Hansen closes his note with the punchline: “Trade: Long silver as the price races to an all-time high of $50 per ounce in 2021.”

Silver Price Sparked by Unprecedented Monetary and Fiscal Stimulus in Wake of Great Recession

Silver’s potential to dynamically respond in two ways to large-scale stimulus measures is a price reaction we’ve seen before, according to my research. I’m referring specifically to when significant monetary and fiscal stimulus was enacted during the years of the financial crisis – also known as the Great Recession.

In 2008 and 2009, at the height of the crisis, the U.S. registered two straight years of negative gross domestic product (GDP). The Federal Reserve’s aggressive response included the initiation of two rounds of QE – first in December 2008 and again in December 2010. For its part, the government racked up the then-three-highest annual budget deficits in history from 2009 to 2011 as it tried to “spend” the country out of the crisis.

What I find particularly noteworthy is the performance of silver in 2010, when GDP was markedly improved (+2.5%) over the previous two years. The chart below shows both gold and silver strengthening overall as large quantities of economic stimulus were being applied throughout 2009 and 2010. But look what silver does in late 2010 when it’s clear the economy is on the mend, the government continues spending, and the Fed kicks off a second round of QE. Notice the degree to which silver separates from gold in the second half of that year and soars into 2011.

Performance of Silver & Gold, December 2008 to April 2011                                                     (Chart Courtesy of StockCharts.com)

Others See Big Things Ahead for Silver

We don’t know if silver will perform that impressively again for another multiyear period against the backdrop of recent and future significant Fed and government stimulus. But what if we were to completely dismiss historical evidence suggesting a possible cause-and-effect relationship between stimulus and silver performance? Even that doesn’t limit the possibility that the metal will respond well to both the dollar-weakening and economy-stimulating effects of expansionary monetary and fiscal policy.

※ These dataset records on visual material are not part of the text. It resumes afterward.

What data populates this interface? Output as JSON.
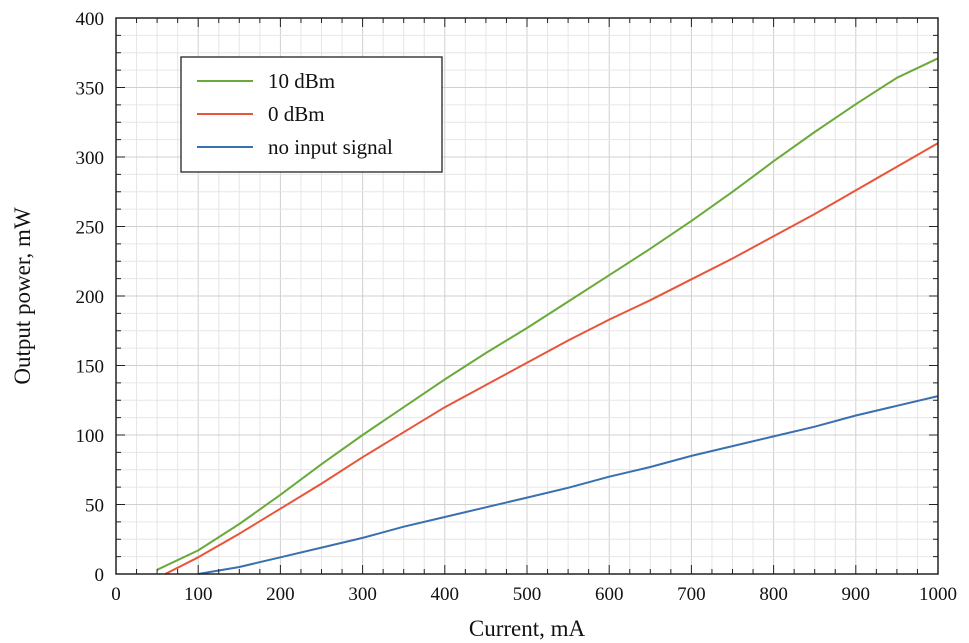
{
  "chart_data": {
    "type": "line",
    "title": "",
    "xlabel": "Current, mA",
    "ylabel": "Output power, mW",
    "xlim": [
      0,
      1000
    ],
    "ylim": [
      0,
      400
    ],
    "xticks": [
      0,
      100,
      200,
      300,
      400,
      500,
      600,
      700,
      800,
      900,
      1000
    ],
    "yticks": [
      0,
      50,
      100,
      150,
      200,
      250,
      300,
      350,
      400
    ],
    "grid": true,
    "legend_position": "top-left",
    "series": [
      {
        "name": "10 dBm",
        "color": "#6aaa3a",
        "x": [
          50,
          100,
          150,
          200,
          250,
          300,
          350,
          400,
          450,
          500,
          550,
          600,
          650,
          700,
          750,
          800,
          850,
          900,
          950,
          1000
        ],
        "y": [
          3,
          17,
          36,
          57,
          79,
          100,
          120,
          140,
          159,
          177,
          196,
          215,
          234,
          254,
          275,
          297,
          318,
          338,
          357,
          371
        ]
      },
      {
        "name": "0 dBm",
        "color": "#e8553a",
        "x": [
          60,
          100,
          150,
          200,
          250,
          300,
          350,
          400,
          450,
          500,
          550,
          600,
          650,
          700,
          750,
          800,
          850,
          900,
          950,
          1000
        ],
        "y": [
          0,
          12,
          29,
          47,
          65,
          84,
          102,
          120,
          136,
          152,
          168,
          183,
          197,
          212,
          227,
          243,
          259,
          276,
          293,
          310
        ]
      },
      {
        "name": "no input signal",
        "color": "#3a6fb0",
        "x": [
          100,
          150,
          200,
          250,
          300,
          350,
          400,
          450,
          500,
          550,
          600,
          650,
          700,
          750,
          800,
          850,
          900,
          950,
          1000
        ],
        "y": [
          0,
          5,
          12,
          19,
          26,
          34,
          41,
          48,
          55,
          62,
          70,
          77,
          85,
          92,
          99,
          106,
          114,
          121,
          128
        ]
      }
    ]
  }
}
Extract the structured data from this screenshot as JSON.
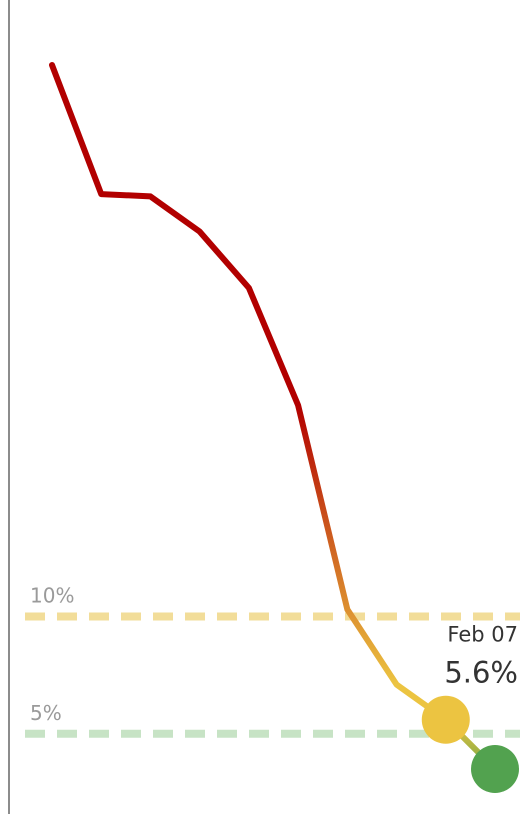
{
  "chart_data": {
    "type": "line",
    "x_unit": "days",
    "points": [
      {
        "x": -16,
        "y": 33.5
      },
      {
        "x": -15,
        "y": 28.0
      },
      {
        "x": -14,
        "y": 27.9
      },
      {
        "x": -13,
        "y": 26.4
      },
      {
        "x": -12,
        "y": 24.0
      },
      {
        "x": -11,
        "y": 19.0
      },
      {
        "x": -10,
        "y": 10.3
      },
      {
        "x": -9,
        "y": 7.1
      },
      {
        "x": -8,
        "y": 5.6
      },
      {
        "x": -7,
        "y": 3.5
      }
    ],
    "reference_lines": [
      {
        "value": 10,
        "label": "10%",
        "color": "#f2dd99"
      },
      {
        "value": 5,
        "label": "5%",
        "color": "#c7e3c5"
      }
    ],
    "highlight": {
      "date_label": "Feb 07",
      "value_label": "5.6%",
      "point_index": 8,
      "color": "#ecc441"
    },
    "last_point_color": "#52a24f",
    "line_colors": {
      "high": "#b20000",
      "mid": "#ecc441",
      "low": "#79a845"
    },
    "ylim": [
      0,
      35
    ],
    "grid": false,
    "legend": "none"
  }
}
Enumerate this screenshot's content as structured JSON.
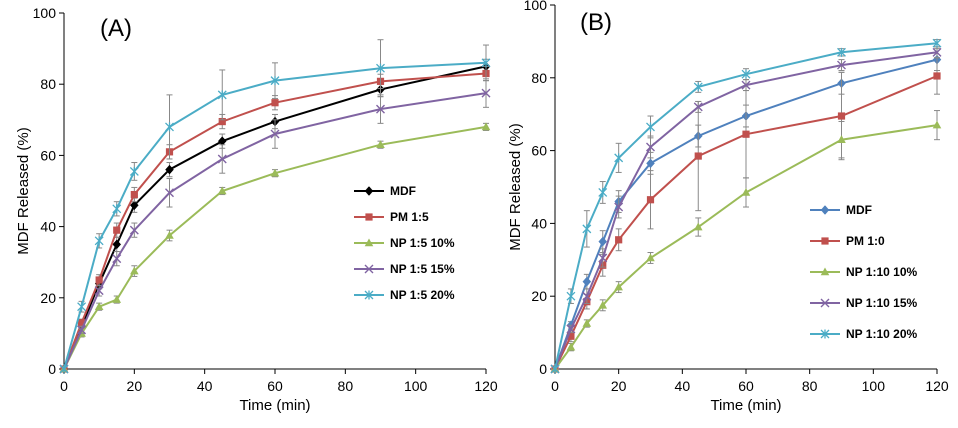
{
  "chart_data": [
    {
      "type": "line",
      "panel_label": "(A)",
      "xlabel": "Time (min)",
      "ylabel": "MDF Released (%)",
      "xlim": [
        0,
        120
      ],
      "ylim": [
        0,
        100
      ],
      "xticks": [
        0,
        20,
        40,
        60,
        80,
        100,
        120
      ],
      "yticks": [
        0,
        20,
        40,
        60,
        80,
        100
      ],
      "x": [
        0,
        5,
        10,
        15,
        20,
        30,
        45,
        60,
        90,
        120
      ],
      "legend_position": "center-right",
      "series": [
        {
          "name": "MDF",
          "color": "#000000",
          "marker": "diamond",
          "values": [
            0,
            12,
            24,
            35,
            46,
            56,
            64,
            69.5,
            78.5,
            85
          ],
          "errors": [
            0,
            1,
            1.5,
            2,
            2,
            2,
            2,
            2,
            2,
            2
          ]
        },
        {
          "name": "PM 1:5",
          "color": "#c0504d",
          "marker": "square",
          "values": [
            0,
            13,
            25,
            39,
            49,
            61,
            69.5,
            74.8,
            80.8,
            83
          ],
          "errors": [
            0,
            1,
            1.5,
            2,
            2,
            2,
            2,
            2,
            2,
            2
          ]
        },
        {
          "name": "NP 1:5 10%",
          "color": "#9bbb59",
          "marker": "triangle",
          "values": [
            0,
            10,
            17.5,
            19.5,
            27.5,
            37.5,
            50,
            55,
            63,
            68
          ],
          "errors": [
            0,
            1,
            1,
            1,
            1.5,
            1.5,
            1,
            1,
            1,
            1
          ]
        },
        {
          "name": "NP 1:5 15%",
          "color": "#8064a2",
          "marker": "x",
          "values": [
            0,
            11,
            22,
            31,
            39,
            49.5,
            59,
            66,
            73,
            77.5
          ],
          "errors": [
            0,
            1,
            1.5,
            2,
            2,
            4,
            4,
            4,
            4,
            4
          ]
        },
        {
          "name": "NP 1:5 20%",
          "color": "#4bacc6",
          "marker": "asterisk",
          "values": [
            0,
            17.5,
            36,
            45,
            55.5,
            68,
            77,
            81,
            84.5,
            86
          ],
          "errors": [
            0,
            1.5,
            2,
            2,
            2.5,
            9,
            7,
            5,
            8,
            5
          ]
        }
      ]
    },
    {
      "type": "line",
      "panel_label": "(B)",
      "xlabel": "Time (min)",
      "ylabel": "MDF Released (%)",
      "xlim": [
        0,
        120
      ],
      "ylim": [
        0,
        100
      ],
      "xticks": [
        0,
        20,
        40,
        60,
        80,
        100,
        120
      ],
      "yticks": [
        0,
        20,
        40,
        60,
        80,
        100
      ],
      "x": [
        0,
        5,
        10,
        15,
        20,
        30,
        45,
        60,
        90,
        120
      ],
      "legend_position": "center-right",
      "series": [
        {
          "name": "MDF",
          "color": "#4f81bd",
          "marker": "diamond",
          "values": [
            0,
            12,
            24,
            35,
            46,
            56.5,
            64,
            69.5,
            78.5,
            85
          ],
          "errors": [
            0,
            1,
            2,
            3,
            3,
            3,
            3,
            3,
            3,
            3
          ]
        },
        {
          "name": "PM 1:0",
          "color": "#c0504d",
          "marker": "square",
          "values": [
            0,
            9,
            18.5,
            28.5,
            35.5,
            46.5,
            58.5,
            64.5,
            69.5,
            80.5
          ],
          "errors": [
            0,
            1.5,
            2,
            3,
            3,
            8,
            15,
            12,
            12,
            5
          ]
        },
        {
          "name": "NP 1:10 10%",
          "color": "#9bbb59",
          "marker": "triangle",
          "values": [
            0,
            6,
            12.5,
            17.5,
            22.5,
            30.5,
            39,
            48.5,
            63,
            67
          ],
          "errors": [
            0,
            1,
            1,
            1.5,
            1.5,
            1.5,
            2.5,
            4,
            5,
            4
          ]
        },
        {
          "name": "NP 1:10 15%",
          "color": "#8064a2",
          "marker": "x",
          "values": [
            0,
            11,
            20,
            30.5,
            44.5,
            61,
            72,
            78,
            83.5,
            87
          ],
          "errors": [
            0,
            1,
            2,
            2.5,
            3,
            3,
            1.5,
            1.5,
            1.5,
            1.5
          ]
        },
        {
          "name": "NP 1:10 20%",
          "color": "#4bacc6",
          "marker": "asterisk",
          "values": [
            0,
            20,
            38.5,
            48.5,
            58,
            66.5,
            77.5,
            81,
            87,
            89.5
          ],
          "errors": [
            0,
            2,
            5,
            3,
            4,
            3,
            1.5,
            1.5,
            1,
            1
          ]
        }
      ]
    }
  ]
}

Saxo Bank clearly sees that potential in silver next year. It’s worth noting that Citibank has the same general outlook for silver. Last month, Stockhead.com detailed portions of a Citi analyst note which projected “$50-per-ounce silver by mid-2021 on the back of further substantive policy easing, a relatively rapid global growth recovery, sharply declining U.S. real rates and strong silver investment demand.” And Augusta Precious Metals’ director of education Devlyn Steele is particularly optimistic about silver’s prospects for the foreseeable future. If his personal analysis proves correct, we very well could see silver at 125 dollars per ounce within the next three years.

More important than any prediction of record silver, however, is an understanding of the conditions under which the metal has been especially responsive during certain periods in history. I believe we saw those conditions in play in 2010. And it’s possible we could see them again in 2021.